Didi mengaku belum menemukan perusahaan pelaku pembakar lahan. Namun dia siap membuka diri untuk menerima informasi apapun terkait kasus karhutla. Termasuk dari organisasi sipil kemasyarakatan.
Penegakan hukum
Direktur Jenderal Pengendalian Perubahan Iklim KLHK, Ruandha Agung Sugardiman, sebelumnya menyebutkan penyebab karhutla di Kalimantan Barat adalah masyarakat. “Ini merupakan cerminan rendahnya penegakan hukum dalam kasus kejahatan lingkungan,” kata Direktur Eksekutif Walhi Kalimantan Barat Anton P Widjaya. Dia juga menyayangkan pernyataan Dirjen PPI KLHK tersebut karena tidak berpijak pada data, subjektif, dan terkesan melindungi korporasi yang sengaja membakar ataupun lahan konsesinya terbakar.

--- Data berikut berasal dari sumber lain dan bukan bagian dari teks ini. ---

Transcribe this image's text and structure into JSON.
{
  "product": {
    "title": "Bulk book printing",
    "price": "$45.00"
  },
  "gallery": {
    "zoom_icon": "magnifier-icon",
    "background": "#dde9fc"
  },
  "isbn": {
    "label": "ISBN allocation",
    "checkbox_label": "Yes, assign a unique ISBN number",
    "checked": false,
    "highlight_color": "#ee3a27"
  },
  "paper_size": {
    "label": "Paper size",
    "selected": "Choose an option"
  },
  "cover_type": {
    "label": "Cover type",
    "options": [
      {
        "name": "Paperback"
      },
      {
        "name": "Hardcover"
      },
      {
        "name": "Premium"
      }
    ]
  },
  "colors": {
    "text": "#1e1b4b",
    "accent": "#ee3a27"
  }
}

“Berdasarkan data titik api 14 Agustus 2018 yang dioverlay dengan peta sebaran konsesi di Kalimantan Barat, dari 790 titik api terdapat 201 titik api berada di konsesi,” katanya. Overlay sebaran titik api Walhi Kalimantan Barat bersumber dari Citra Modis C6 Kalimantan Barat NASA 2018 dengan confidence 80-100% dengan Peta Sebaran Investasi di Kalimantan Barat.

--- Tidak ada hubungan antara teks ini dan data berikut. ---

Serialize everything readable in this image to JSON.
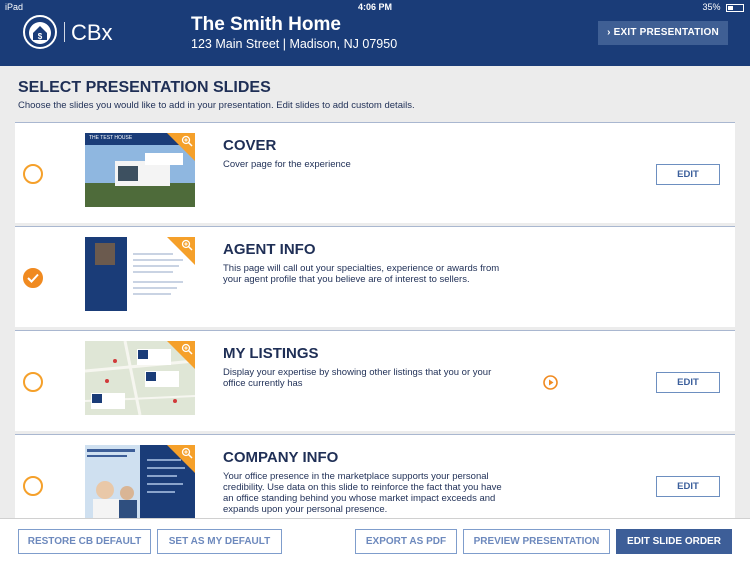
{
  "status_bar": {
    "carrier": "iPad",
    "time": "4:06 PM",
    "battery": "35%"
  },
  "header": {
    "brand": "CBx",
    "home_title": "The Smith Home",
    "home_address": "123 Main Street | Madison, NJ 07950",
    "exit_label": "EXIT PRESENTATION"
  },
  "section": {
    "title": "SELECT PRESENTATION SLIDES",
    "subtitle": "Choose the slides you would like to add in your presentation. Edit slides to add custom details."
  },
  "slides": [
    {
      "title": "COVER",
      "description": "Cover page for the experience",
      "selected": false,
      "edit_label": "EDIT",
      "thumb_caption": "THE TEST HOUSE"
    },
    {
      "title": "AGENT INFO",
      "description": "This page will call out your specialties, experience or awards from your agent profile that you believe are of interest to sellers.",
      "selected": true,
      "edit_label": ""
    },
    {
      "title": "MY LISTINGS",
      "description": "Display your expertise by showing other listings that you or your office currently has",
      "selected": false,
      "edit_label": "EDIT"
    },
    {
      "title": "COMPANY INFO",
      "description": "Your office presence in the marketplace supports your personal credibility. Use data on this slide to reinforce the fact that you have an office standing behind you whose market impact exceeds and expands upon your personal presence.",
      "selected": false,
      "edit_label": "EDIT"
    }
  ],
  "footer": {
    "restore_label": "RESTORE CB DEFAULT",
    "set_default_label": "SET AS MY DEFAULT",
    "export_label": "EXPORT AS PDF",
    "preview_label": "PREVIEW PRESENTATION",
    "edit_order_label": "EDIT SLIDE ORDER"
  },
  "colors": {
    "navy": "#1a3c78",
    "accent_orange": "#f5a02a",
    "button_blue": "#3d5e98"
  }
}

Namun demikian, Walhi Kalimantan Barat tidak menafikan fakta ada masyarakat yang mengelola lahannya dengan cara membakar skala kecil. Hal ini dikuatkan dengan titik api yang ada di konsesi dan yang ada di luar. Padahal, masyarakat mempunyai hak untuk mengolah lahan dengan cara tradisional sebagaimana amanah UU Perlindungan dan Pengelolaan Lingkungan Hidup. “Dengan luasan tertentu, UU PPLH mengakomodir rakyat mengelola lahannya sesuai dengan adat budaya dan tradisinya,” kata Anton.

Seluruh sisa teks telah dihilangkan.